Ora, questo fatto potrebbe parere una "normale" vicenda storica, per quanto sia comunque strano che un papa abbia aiutato i protestanti in piena epoca controriformista.


Se le cose stanno veramente in questi termini, ci sono delle conseguenze inquietanti dovute al fatto che questo papa fu beatificato da Pio XII nel 1956 e che nel 2003 pare lo volessero canonizzare, ossia dichiarare santo impegnando, in quest'atto, la cosiddetta infallibilità della Chiesa cattolica.

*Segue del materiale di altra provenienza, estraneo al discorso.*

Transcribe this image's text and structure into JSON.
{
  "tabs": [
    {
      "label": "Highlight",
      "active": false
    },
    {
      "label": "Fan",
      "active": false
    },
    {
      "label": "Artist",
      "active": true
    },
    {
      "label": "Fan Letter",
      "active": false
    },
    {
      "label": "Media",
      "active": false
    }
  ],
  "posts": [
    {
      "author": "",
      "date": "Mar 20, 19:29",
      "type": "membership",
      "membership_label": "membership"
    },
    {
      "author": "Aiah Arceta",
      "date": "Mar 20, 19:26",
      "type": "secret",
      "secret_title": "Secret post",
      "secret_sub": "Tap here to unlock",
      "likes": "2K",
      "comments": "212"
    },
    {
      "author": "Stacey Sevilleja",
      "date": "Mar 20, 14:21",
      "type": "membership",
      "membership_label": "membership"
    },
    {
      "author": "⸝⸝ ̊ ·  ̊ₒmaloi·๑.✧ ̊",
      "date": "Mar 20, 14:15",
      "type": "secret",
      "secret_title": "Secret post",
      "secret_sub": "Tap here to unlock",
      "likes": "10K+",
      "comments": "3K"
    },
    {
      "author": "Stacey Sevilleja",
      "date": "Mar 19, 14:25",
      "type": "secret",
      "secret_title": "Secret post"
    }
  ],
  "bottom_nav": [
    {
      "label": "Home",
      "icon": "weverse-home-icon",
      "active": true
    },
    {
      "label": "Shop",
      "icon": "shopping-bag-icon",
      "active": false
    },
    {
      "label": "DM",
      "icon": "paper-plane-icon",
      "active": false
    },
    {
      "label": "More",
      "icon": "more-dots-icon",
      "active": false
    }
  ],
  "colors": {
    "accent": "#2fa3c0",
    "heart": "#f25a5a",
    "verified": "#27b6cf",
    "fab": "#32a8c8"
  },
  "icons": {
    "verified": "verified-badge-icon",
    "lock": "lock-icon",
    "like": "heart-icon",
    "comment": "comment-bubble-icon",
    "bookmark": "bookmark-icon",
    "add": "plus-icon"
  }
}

Su questo romanzo e sui suoi autori molti hanno forti riserve. Le notizie storiche riportate nel romanzo, da me rilevate e che gli autori documentano con ricerche d'archivio, se si possono interpretare come una smentita della santità di questo papa, rivelano qualcosa di grave, precisamente il contrario di quanto si sosterebbe su wikipedia, alla voce "Innocenzo XI":


"papa Innocenzo XI condannò pure l'usura e perfino cercò (in anticipo sui tempi) di giungere all'abolizione totale del commercio degli schiavi, sul quale era assai informato, in quanto riceveva personalmente i missionari, al fine di essere tenuto al corrente sulle situazioni locali". Altrove si scrive pure che ridusse quasi sul lastrico la famiglia a causa della sua attività benefica.


Rivelano pure il contrario di quanto Pio XII ebbe a dire nel 1956: "Sotto questo aspetto Innocenzo XI varca con lo spirito i confini del suo secolo, e, quasi redivivo nel nostro, insegna agli uomini di oggi, mortificati da tanti tragici errori, che lo scampo consiste nel rigenerarsi spiritualmente e moralmente; mentre indica ai cristiani, assetati di rinnovamento, ma sgomenti per tante apostasie nel popolo, quale sia la sicura base di ogni spirituale rinascita".

Ora se dovessimo scoprire che un santo non è tale, sulla base d'incontrovertibili prove, ossia che è impelagato in traffici mondani e in questioni di denaro, dobbiamo per forza concludere che qualcosa non va in chi lo vuole proclamare come esempio cristiano a tutti i costi.


Il rischio di proporre esempi cristiani tirando in ballo persone non proprio esemplari non è una cosa impossibile, se si pensa al fatto che ci sono almeno alcune beatificazioni discutibili nella storia.


Non voglio aprire polemiche ma fare riflettere. Ed è per tal fine che allego una pagina tratta dal romanzo storico dei due autori summenzionati e un'intervista agli stessi. Tengo a precisare che non prendo necessariamente le difese di questi romanzieri ma assumo come ipotesi la veridicità della loro valutazione storica per osservare le conseguenze alle quali si potrebbe venire incontro in questo caso che fa da esempio o paradigma per qualsiasi altro caso analogo.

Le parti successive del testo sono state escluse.